UN eyes criminal prosecutions as it widens probe into North Korea human rights abuses

PUBLISHED : Saturday, 25 March, 2017, 3:08pm
UPDATED : Saturday, 25 March, 2017, 10:36pm

The United Nations’ top human rights body has agreed to widen its investigation into widespread violations in North Korea with a view to documenting alleged crimes against humanity for future prosecution.

North Korea said it “categorically and totally” rejected the resolution adopted by the UN Human Rights Council. The text was “a product of the US hostile policy towards the DPRK (Democratic People’s Republic of Korea) from A to Z,” its envoy said after boycotting the debate.

China said it “dissociated” itself from the council’s decision and called for dialogue.

The 47-member state forum adopted a resolution, brought by Japan and the European Union and backed by the United States, on the final day of its four-week session without a vote. It called for North Korea to cooperate and allow access for UN investigators, which the reclusive state has never done.

International pressure is building on the country ruled by Kim Jong-un over its nuclear tests - Fox news reported on Thursday North Korea was in the final stages of launching another one, possibly within days.

The United States has imposed fresh sanctions on foreign companies or individuals for violating export controls on North Korea, as well as Iran and Syria, the State Department said on Friday.

The UN human rights office in Seoul would be strengthened for two years with international criminal justice experts to establish a central repository for testimony and evidence “with a view to developing possible strategies to be used in any future accountability process”.

The Seoul office’s current six-strong staff record testimony from interviews with dozens of North Korean defectors each week, a UN official said.

“This not only brings North Koreans one step closer to justice for human rights crimes they have suffered, but should also make North Korean government officials think twice before inflicting more abuse,” John Fisher from Human Rights Watch said.

A UN commission of inquiry, in a landmark 2014 report based on interviews and hearings with defectors, catalogued massive violations - including large prison camps, starvation and executions - that it said should be brought to the International Criminal Court.

“The ‘resolution’ is nothing more than a document for interference in internal affairs of sovereign states and represents the culmination of politicisation, selectivity and double standards of human rights,” Mun Jong-chol a counsellor at North Korea’s mission to the UN in Geneva, said.

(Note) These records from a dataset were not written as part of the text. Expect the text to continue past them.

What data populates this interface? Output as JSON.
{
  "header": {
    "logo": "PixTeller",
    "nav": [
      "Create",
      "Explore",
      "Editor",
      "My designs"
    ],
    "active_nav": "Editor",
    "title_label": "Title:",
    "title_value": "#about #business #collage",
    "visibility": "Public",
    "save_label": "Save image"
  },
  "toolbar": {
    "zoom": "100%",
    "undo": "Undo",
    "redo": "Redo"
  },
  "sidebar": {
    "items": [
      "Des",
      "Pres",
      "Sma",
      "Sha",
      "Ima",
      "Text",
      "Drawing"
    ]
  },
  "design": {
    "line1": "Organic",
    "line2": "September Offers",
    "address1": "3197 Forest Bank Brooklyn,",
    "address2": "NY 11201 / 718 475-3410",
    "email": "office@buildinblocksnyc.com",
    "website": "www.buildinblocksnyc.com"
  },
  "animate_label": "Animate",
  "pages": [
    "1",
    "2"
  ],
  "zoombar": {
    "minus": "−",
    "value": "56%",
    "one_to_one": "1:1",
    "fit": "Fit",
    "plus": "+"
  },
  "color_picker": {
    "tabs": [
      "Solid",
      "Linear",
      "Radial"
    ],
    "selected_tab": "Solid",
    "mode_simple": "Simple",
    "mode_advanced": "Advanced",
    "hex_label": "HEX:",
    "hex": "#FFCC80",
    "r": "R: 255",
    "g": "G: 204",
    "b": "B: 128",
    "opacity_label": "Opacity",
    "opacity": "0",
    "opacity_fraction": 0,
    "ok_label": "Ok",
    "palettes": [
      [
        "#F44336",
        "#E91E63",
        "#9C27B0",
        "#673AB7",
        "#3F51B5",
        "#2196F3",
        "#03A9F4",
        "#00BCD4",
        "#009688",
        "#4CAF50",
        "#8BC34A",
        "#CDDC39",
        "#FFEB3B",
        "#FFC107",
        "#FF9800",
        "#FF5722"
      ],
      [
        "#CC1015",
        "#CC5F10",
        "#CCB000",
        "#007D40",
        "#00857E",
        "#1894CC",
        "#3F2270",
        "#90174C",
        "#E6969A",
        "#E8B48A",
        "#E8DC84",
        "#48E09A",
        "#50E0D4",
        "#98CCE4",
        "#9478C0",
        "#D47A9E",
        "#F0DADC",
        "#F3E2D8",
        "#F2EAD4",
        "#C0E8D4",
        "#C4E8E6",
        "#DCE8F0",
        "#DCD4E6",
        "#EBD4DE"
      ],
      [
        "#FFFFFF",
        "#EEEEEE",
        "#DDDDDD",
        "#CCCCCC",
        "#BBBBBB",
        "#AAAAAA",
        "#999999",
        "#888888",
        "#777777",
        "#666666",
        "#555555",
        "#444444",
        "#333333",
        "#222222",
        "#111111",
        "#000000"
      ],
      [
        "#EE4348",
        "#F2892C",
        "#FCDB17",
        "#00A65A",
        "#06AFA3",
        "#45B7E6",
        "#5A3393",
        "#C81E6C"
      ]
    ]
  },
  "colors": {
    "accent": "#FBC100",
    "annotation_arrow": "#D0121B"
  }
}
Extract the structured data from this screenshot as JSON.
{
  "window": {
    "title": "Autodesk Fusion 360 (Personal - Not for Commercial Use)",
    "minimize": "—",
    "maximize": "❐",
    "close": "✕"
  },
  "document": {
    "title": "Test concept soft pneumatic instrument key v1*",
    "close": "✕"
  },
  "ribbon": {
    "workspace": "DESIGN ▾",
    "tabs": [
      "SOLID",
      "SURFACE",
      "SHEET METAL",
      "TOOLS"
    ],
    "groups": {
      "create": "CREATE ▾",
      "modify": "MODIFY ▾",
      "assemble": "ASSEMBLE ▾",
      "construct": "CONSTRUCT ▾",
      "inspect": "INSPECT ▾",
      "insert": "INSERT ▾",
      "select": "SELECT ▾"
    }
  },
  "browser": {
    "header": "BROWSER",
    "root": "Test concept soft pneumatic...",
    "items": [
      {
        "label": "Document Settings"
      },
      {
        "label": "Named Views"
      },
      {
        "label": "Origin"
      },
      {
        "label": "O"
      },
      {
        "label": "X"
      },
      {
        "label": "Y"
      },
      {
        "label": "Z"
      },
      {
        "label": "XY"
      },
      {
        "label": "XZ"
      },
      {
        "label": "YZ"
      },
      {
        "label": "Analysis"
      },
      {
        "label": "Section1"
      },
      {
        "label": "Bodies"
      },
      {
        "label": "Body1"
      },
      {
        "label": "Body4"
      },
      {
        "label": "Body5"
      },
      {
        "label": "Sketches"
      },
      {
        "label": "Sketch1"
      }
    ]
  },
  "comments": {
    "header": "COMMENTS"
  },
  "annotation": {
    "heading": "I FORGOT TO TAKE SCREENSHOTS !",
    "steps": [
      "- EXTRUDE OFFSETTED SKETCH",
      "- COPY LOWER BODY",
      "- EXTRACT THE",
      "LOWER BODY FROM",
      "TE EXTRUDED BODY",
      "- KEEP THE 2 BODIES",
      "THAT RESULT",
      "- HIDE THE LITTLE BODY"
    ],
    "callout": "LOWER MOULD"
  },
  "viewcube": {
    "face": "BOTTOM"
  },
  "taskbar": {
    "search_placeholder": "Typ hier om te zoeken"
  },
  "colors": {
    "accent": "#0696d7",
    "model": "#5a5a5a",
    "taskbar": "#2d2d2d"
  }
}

It was a fraudulent document full of “lies, fabrications and plots”, Mun said.

Chinese diplomat Jiang Yingfeng said the situation on the divided Korean peninsula is “complex and sensitive” and all sides should avoid provocation that might lead to an escalation,

The world should “focus on the bigger picture,” he added.

The renewed pressure on North Korea comes after UN-led report said this week that chronic food shortages and malnutrition are widespread in the hermit nation.

Around 41 per cent - 10.5 million people - were undernourished, it said, citing figures from the International Food Policy Research Institute’s 2016 Global Hunger Index, which ranked it 98th out of 118 countries.

Around 18 million North Koreans, or 70 per cent of the population including 1.3 million under-five children, depend on the government-run Public Distribution System for rations of cereal and potatoes.

But most people do not consume a sufficiently diverse diet for healthy development, the report said.

Between July and September last year, the report said, average monthly public rations fell to 300 grams per person per day, far below Pyongyang’s target 573 grams.

The North has periodically been hit by famine, and hundreds of thousands of people died - estimates range into the millions - in the mid-1990s, a period known in the country as the “Arduous March”.